Schon in der Schwangerschaft hat mich diese Frage immer und immer wieder beschäftigt. Wie wird es mit dem Baby sein? Wie wird das große Mädchen auf diese Veränderung reagieren? Fühle ich für beide Kinder gleich? Oder geht das große Mädchen am Ende leer aus?
Mehr als sechs Jahre waren meine Tochter und ich ein eingespieltes Team. Sind durch gute und schwere Zeiten gegangen. Sind aneinander gewachsen und haben gelernt, was lieben heißt. Für mich hat sich das Lieben mit den Kindern verändert. Es ist inniger, bedingungsloser und viel intensiver. Es schmerzt mehr und ist meine Super-Droge, wann immer ich es brauche. Dann kam die zweite Schwangerschaft, die große Vorfreude auf das Baby und die Angst, dieses Gefühl zwischen mir und meiner Tochter zu verlieren. Heute bin ich schlauer, viel schlauer.
Liebe wächst an jedem Tag
Als mein Sohn zum ersten Mal auf meinem Bauch lag, waren die Gefühle unbeschreiblich. Sofort war ich wieder Mama. Mama von nicht mehr nur einem Kind. Und die Liebe war da. Und auch das Gefühl beide Kinder gleich lieben zu können. Mit jedem Tag wächst dieses Gefühl. Vielleicht liegt das an der unglaublichen Menge an Stillhormonen, an der geballten Kraft von Schlafmangel oder einfach daran, dass der Anblick von Geschwisterliebe mich in vielen Momenten zur heulenden Mutter macht. An jedem Morgen ist das erste Grinsen vom Baby für die große Schwester bestimmt, die sofort ans Bett vom kleinen Knirps kommt und ihn freudig begrüßt. Nach der Schule warten wir sehnlichst auf das Kalinchen und wehe denn, sie ist mal einen Nachmittag nicht bei uns. Dann sind wir nicht komplett und jemand fehlt.
Ob das große Mädchen leer ausgeht?
In den ersten Wochen war der Spagat zwischen den Kindern schwer. An vielen Abenden liefen die Tränen, denn das Baby verlangte nach Aufmerksamkeit. Meine große Tochter war plötzlich und sofort so weit weg. Unser enges Band war angeschnitten. Nach vielen Monaten, in denen wir alle zusammengewachsen sind und der kleine Bruder nicht mehr wegzudenken ist, ist es wieder fest. Vielleicht sogar fester, als früher. Die besonderen Momente sind weniger geworden, dafür für mich aber intensiver.

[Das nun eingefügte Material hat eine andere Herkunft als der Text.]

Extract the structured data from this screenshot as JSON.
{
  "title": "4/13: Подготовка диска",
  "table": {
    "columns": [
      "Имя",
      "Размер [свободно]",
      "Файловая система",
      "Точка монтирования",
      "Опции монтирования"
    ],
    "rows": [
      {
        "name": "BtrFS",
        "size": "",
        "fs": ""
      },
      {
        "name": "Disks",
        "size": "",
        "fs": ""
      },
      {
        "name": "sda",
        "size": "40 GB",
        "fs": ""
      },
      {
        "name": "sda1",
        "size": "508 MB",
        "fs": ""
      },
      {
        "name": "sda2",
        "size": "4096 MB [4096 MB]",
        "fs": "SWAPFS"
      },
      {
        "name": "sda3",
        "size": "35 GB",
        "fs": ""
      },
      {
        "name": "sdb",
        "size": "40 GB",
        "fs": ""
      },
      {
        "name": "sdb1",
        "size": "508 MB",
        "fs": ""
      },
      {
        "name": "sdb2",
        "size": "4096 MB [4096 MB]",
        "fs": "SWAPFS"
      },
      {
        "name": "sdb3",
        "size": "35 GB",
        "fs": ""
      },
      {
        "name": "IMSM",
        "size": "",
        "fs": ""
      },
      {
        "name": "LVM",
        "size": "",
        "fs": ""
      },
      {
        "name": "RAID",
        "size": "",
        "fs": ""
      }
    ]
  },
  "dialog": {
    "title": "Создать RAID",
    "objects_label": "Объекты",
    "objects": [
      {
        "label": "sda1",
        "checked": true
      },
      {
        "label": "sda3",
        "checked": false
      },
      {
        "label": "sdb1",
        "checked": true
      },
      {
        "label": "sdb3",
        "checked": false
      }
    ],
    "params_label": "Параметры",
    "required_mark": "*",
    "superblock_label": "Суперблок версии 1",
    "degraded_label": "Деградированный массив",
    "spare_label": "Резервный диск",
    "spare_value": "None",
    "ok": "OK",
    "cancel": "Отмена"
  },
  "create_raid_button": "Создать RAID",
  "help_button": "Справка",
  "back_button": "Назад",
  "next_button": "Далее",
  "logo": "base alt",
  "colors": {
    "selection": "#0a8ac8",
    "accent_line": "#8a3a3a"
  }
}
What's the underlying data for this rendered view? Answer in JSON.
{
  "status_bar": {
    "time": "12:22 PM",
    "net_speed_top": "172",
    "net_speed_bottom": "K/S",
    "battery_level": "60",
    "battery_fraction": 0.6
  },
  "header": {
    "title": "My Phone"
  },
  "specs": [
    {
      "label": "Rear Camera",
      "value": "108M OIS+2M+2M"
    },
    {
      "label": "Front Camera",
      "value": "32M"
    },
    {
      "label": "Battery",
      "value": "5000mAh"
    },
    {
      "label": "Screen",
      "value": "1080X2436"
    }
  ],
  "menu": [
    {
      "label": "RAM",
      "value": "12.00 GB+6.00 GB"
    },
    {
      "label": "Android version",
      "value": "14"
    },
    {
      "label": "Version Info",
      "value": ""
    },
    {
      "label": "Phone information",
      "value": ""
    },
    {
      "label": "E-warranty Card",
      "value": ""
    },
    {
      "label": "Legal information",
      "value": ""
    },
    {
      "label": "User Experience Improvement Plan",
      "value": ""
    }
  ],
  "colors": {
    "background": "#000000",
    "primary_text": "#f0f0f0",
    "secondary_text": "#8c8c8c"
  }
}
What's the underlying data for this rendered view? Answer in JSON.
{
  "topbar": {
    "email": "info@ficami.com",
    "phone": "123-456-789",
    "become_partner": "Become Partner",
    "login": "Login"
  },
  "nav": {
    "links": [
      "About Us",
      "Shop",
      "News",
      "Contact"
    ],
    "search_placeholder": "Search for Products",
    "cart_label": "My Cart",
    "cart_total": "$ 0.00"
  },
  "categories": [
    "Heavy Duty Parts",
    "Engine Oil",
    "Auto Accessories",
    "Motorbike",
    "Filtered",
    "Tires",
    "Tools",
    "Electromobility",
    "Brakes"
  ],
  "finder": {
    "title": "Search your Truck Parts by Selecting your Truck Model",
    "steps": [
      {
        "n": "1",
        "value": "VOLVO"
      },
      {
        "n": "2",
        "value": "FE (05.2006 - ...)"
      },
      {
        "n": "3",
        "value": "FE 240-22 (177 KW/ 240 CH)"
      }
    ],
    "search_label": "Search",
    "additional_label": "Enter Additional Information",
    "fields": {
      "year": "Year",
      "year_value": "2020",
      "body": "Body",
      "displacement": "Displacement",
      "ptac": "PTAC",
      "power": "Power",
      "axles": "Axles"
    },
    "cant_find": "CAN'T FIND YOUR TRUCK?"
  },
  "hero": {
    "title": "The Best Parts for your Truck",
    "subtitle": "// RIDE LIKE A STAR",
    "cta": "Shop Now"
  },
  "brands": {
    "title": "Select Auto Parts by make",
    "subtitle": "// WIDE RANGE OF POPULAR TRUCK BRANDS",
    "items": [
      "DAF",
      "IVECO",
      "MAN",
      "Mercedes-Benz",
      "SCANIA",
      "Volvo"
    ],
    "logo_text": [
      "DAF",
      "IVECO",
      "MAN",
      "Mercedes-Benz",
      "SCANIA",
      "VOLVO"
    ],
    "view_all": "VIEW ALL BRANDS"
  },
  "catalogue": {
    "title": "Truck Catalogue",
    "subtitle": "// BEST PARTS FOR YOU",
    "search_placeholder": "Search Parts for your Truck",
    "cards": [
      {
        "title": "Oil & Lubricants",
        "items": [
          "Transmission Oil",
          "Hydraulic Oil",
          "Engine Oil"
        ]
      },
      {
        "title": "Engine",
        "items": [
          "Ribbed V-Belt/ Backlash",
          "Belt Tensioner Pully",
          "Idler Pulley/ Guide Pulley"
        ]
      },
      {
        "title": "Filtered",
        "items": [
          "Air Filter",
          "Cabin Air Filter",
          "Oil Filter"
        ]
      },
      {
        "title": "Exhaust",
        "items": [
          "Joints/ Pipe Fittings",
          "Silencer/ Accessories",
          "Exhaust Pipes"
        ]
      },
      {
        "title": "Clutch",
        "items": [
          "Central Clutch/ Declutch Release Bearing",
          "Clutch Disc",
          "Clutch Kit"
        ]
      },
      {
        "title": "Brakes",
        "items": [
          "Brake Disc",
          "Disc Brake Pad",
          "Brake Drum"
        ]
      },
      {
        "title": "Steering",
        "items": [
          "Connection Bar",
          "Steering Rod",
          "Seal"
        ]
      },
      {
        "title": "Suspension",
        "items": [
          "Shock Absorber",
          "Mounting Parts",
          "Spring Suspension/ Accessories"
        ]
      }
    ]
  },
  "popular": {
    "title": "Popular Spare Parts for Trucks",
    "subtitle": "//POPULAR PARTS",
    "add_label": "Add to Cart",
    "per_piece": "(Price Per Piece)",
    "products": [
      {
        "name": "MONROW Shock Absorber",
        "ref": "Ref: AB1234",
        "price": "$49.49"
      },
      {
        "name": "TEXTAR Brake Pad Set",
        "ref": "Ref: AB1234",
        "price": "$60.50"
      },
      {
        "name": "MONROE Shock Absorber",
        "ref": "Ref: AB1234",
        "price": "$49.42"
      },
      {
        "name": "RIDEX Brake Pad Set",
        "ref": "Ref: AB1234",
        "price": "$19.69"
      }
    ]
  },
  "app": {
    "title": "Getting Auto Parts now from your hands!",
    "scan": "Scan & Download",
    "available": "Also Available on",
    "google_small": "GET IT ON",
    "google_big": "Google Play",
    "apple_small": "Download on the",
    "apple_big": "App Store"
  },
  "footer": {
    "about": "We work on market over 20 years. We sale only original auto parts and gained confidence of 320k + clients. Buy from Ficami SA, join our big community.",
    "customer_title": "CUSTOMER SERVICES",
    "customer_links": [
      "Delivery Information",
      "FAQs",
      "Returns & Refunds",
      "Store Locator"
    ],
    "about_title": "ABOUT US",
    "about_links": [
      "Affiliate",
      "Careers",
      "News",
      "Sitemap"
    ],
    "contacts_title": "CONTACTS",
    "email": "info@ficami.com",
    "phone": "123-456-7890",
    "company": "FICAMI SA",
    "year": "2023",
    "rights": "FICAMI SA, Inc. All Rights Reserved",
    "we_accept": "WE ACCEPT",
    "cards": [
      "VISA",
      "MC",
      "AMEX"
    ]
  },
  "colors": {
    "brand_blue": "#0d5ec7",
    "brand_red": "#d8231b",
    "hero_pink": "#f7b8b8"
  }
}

Lieben nach einer Wochenbettdepression
Der Start mit dem großen Mädchen damals war viel schwerer. Die Liebe war zwar da, aber nicht so bedingungslos, wie jetzt. Es hat gedauert, mir meine Grenzen gezeigt und mich am Ende belohnt. Die Liebe zum Baby ist von Anfang an sehr intensiv und manchmal fühlt es sich falsch an, dass es bei ihm viel reibungsloser ging. Was mir an schlechten Tagen bei diesem Gefühl hilft? Der Blick auf meine Tochter, auf unser Verhältnis und das enge Band. Vielleicht kam die Liebe zwischen uns in kleinen Häppchen und nicht sofort mit einem großen Peng.
Eins weiss ich aber ganz genau: Kinder verändern das Lieben, verstärken es und mit jedem Kind wächst die Liebe noch mehr.
frauraufuss
1 comment
Danke für diesen wunderschönen Text!
Herzlichst Simone (liebende und stolze Mama von drei süßen Mädchen)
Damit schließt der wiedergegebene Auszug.